Tania memutar tubuhnya dan berlari menjauh.
"Tania."
Darren memejamkan matanya menahan marah.
Darren mengejar tanpa peduli siapa dia, walau jadi tontonan beberapa pengguna jalan,Darren tak peduli ia tak akan kehilangan Tania lagi demi apapun.
"Beraninya kau pergi."
Darren mengedarkan pandangannya meneliti dan mengerutkan dahi,di menghentikan langkahnya
memakai kacamata hitamnya.
"Kau hidup dan bernafas dikota ini sayang,tunggu saja kedatanganku."
Marlon yang dari tadi ikut mencari gadis itu menunduk dihadapan Tuan Darren ia bersiap mendapat hukuman karna gagal menemukan Gadis itu.

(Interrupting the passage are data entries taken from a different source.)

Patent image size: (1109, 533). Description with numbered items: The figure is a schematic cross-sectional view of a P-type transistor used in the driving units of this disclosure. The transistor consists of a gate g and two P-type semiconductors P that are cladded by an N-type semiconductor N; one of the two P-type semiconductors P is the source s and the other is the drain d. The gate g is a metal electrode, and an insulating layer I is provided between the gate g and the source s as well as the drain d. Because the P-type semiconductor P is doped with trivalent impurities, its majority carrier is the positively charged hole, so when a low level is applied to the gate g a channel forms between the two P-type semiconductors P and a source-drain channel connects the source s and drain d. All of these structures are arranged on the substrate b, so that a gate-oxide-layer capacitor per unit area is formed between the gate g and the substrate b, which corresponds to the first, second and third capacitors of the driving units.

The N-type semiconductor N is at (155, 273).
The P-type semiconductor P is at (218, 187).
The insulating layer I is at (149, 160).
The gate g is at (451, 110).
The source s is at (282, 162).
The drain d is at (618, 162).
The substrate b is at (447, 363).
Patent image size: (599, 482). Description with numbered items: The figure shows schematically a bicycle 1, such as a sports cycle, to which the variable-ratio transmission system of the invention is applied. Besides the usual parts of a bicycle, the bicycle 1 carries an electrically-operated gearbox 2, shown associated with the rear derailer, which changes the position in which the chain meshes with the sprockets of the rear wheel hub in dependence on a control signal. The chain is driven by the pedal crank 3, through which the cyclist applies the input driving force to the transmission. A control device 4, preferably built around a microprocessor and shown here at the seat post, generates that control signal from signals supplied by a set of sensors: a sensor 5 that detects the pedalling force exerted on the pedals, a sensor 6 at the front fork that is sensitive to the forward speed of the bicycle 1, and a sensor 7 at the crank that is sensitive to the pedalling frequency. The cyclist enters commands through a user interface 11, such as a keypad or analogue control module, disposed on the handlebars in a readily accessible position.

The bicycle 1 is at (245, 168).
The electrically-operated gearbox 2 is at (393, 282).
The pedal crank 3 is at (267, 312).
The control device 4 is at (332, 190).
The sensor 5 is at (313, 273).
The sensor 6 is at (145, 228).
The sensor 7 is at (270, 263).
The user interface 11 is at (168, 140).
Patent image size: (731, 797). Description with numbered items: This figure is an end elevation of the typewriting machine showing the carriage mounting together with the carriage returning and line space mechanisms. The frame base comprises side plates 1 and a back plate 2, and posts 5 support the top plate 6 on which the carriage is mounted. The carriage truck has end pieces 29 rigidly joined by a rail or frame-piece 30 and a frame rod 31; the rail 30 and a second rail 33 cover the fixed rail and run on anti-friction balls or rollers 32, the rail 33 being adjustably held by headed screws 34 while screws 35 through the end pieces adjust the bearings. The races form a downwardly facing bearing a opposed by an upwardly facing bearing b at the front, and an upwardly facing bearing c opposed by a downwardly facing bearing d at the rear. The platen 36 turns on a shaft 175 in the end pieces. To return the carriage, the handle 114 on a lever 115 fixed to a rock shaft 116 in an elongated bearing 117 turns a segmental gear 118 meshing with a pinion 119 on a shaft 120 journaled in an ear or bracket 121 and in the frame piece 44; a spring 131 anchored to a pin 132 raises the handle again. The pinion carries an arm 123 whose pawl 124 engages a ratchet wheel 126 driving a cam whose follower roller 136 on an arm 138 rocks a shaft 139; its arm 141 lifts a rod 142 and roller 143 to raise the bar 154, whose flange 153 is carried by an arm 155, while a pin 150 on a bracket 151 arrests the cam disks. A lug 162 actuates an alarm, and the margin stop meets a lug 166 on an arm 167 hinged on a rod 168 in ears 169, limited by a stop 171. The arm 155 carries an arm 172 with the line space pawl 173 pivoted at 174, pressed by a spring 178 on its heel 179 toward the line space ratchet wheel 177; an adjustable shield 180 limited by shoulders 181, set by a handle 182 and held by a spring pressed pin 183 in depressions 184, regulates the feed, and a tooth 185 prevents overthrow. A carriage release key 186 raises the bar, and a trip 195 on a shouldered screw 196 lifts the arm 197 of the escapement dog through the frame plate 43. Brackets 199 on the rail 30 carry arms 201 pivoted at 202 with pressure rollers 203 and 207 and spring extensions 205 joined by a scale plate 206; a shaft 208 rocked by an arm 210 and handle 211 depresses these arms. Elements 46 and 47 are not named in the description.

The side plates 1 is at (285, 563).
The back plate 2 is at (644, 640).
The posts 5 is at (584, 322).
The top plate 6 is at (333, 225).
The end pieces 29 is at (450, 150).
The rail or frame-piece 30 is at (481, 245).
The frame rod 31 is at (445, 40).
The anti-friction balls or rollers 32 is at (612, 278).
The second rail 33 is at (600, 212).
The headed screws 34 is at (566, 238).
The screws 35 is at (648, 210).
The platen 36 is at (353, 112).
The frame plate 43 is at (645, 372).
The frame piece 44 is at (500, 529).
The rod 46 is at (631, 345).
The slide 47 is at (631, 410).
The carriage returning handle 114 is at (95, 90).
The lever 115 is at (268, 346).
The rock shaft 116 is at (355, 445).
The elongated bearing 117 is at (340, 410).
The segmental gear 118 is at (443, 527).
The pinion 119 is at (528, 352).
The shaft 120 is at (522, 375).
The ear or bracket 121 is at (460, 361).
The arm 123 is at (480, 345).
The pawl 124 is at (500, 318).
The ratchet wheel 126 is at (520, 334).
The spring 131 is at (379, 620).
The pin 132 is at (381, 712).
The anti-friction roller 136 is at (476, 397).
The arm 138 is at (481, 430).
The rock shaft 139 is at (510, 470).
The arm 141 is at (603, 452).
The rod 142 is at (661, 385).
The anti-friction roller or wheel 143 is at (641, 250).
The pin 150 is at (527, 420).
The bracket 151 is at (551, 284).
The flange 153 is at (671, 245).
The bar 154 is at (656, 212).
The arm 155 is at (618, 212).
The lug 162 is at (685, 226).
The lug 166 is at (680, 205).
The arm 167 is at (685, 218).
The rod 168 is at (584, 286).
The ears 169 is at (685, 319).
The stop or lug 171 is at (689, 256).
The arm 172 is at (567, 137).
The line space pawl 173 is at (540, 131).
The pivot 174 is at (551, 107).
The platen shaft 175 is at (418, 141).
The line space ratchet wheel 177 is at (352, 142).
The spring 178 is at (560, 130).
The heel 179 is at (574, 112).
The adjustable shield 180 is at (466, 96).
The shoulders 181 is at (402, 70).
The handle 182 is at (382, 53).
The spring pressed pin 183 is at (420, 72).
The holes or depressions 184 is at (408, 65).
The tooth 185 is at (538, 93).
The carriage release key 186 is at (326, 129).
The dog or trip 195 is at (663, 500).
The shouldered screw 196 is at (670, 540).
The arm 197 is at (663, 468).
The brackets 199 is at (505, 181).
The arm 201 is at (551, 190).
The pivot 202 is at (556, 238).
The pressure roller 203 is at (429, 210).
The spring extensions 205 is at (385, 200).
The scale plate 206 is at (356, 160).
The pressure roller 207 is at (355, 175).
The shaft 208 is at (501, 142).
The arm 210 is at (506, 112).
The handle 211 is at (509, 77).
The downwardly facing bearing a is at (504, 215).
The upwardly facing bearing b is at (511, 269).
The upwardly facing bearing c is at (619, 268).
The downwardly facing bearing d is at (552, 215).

"Tuan Darren,aku siap menerima hukuman
gadis itu,sangat cepat aku tidak bisa."
"Ayo pergi dari sini."
Marlon terkejut namun masih membungkuk,menatap punggung tuannya yang melangkah ringan menuju mobil.sementara kehadiran Darren sungguh menyita perhatian beberapa orang,tentu saja Tuan Darren sangat tampan. aura dinginnya semakin membuat pesonanya memikat. Marlon hanya menggeleng sambil tersenyum segera berlari ke arah tuannya.
Darren menghentikan langkahnya,ia mengedarkan pandangannya ke sekelilingnya,dan terpaku pada sebuah apartemen sederhana di depannya. ia pun tertawa.
"Ternyata kau disini sayang, baiklah aku tak akan pernah membiarkanmu mempermainkanku ,Tania
kita akan segera bertemu."
Darren mengangguk puas,sejenak ia menatap Marlon yang tampak bingung dan takut, gadis itu pasti sangat berarti buat tuan Darren,ini pertama kalinya ia melihat bosnya mengejar seseorang seperti ini.
"Mengapa aku jadi takut." Marlon menunduk.
"Ayo,kita harus cepat kembali ke kantor."
Darren memasuki mobilnya di ikuti Marlon,pria itu siap menjalankan mobilnya.seketika ia melirik tuan Darren dari kaca,tuan Darren tersenyum lagi. selama 2 tahun bekerja dengan Tuan Darren,jarang ia lihat tuan Darren tersenyum namun sekarang apa yg dilihatnya bagaikan mimpi.
"Kau akan mendapatkan bonus gaji dariku tapi harus melakukan sesuatu untukku." ucap Darren tegas.
Pria dibelakang kemudi mobil melonggo ketika mendengar kata kata tuan Darren.
"Tentu saja Tuan Darren, aku akan melakukan sesuatu sesuai perintah tuan. dan mengenai bonus,aku merasa cukup tuan Darren."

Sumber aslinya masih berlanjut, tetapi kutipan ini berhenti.